The focus of this project is to better understand the chemistry of peroxy radicals, RO2, which are the critical intermediates following the oxidation of primary emissions. For example, CH3O2, the simplest organic peroxy radical, is formed from the oxidation of methane, an important greenhouse gas, yet there have been no measurements of the concentration of this molecule in the atmosphere. Peroxy radicals react quickly with nitric oxide, NO, a major emission from traffic and other industry, to form NO2, which is rapidly photolysed by sunlight leading to ozone formation, which is harmful to humans and ecosystems. In addition, oxidation of more functionalised volatile organic compounds, for example aromatic and carbonyl species, leads to more complex peroxy radicals, which can undergo novel and poorly understood chemistry, for example rapid autooxidation to form highly oxidised molecules (HOMs) which have low vapour pressures and rapidly condense to form SOA. However, there are no measurements of these functionalised RO2, and their kinetics are poorly characterised, yet they form the critical link between emissions and harmful secondary particulate matter.

The project is a combination of fieldwork, laboratory studies and numerical modelling, and have the following specific objectives:

(1) Development of a new field instrument, based on the FAGE technique, to make the first ever measurements of CH3O2 in the atmosphere. We have already developed a laboratory prototype with the required sensitivity and selectivity. Following commissioning, the instrument will be deployed in collaborative field campaigns in both clean and polluted environments (for example as part of the Clean Air Program) to make measurements alongside OH and HO2 radicals, OH reactivity (the rate at which OH is removed from the atmosphere) and the sum of peroxy radicals (measured using the ROxLIF method)

(2) Making use of our laboratory facilities, for example the Highly Instrumented Reactor for Atmospheric Chemistry (HIRAC), in which individual VOCs can be photo-oxidised under controlled conditions, a range of peroxy radicals will be generated and detected using the ROxLIF technique. The focus will be on the generation of functionalised RO2, in order to further develop their detection, to study over a wide range of NOx their chemical kinetics, which are assumed in models to be similar to those of simple RO2 species (but may not be the case), and to explore the links with HOMs via autooxidation and the formation of SOA.

(3) Perform analysis and interpretation of field and laboratory data and perform numerical modelling. The model will incorporate the Master Chemical Mechanism, which contains 17,000 reactions and 7,000 species, and will be used to calculate the concentrations of peroxy radicals for comparison with measurements. In this way it is possible to quantitatively evaluate how well the chemistry of RO2 is understood.
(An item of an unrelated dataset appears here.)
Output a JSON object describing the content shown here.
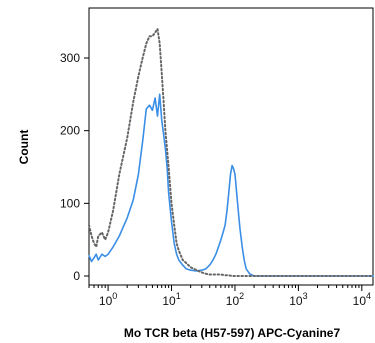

The research will lead to an improved representation of chemical oxidation mechanisms in models that are used for the prediction of future changes in climate and air quality. The student will benefit from using a wide range of instrumentation (lasers, optics, vacuum and gas handling, data acquisition, electronics) and modelling tools, and by working with expert investigators will receive advanced technical training and enhance their skills base considerably. The Leeds FAGE instrumentation is part of the National Centre for Atmospheric Science. There is scope for further collaboration with atmospheric scientists in Leeds and elsewhere.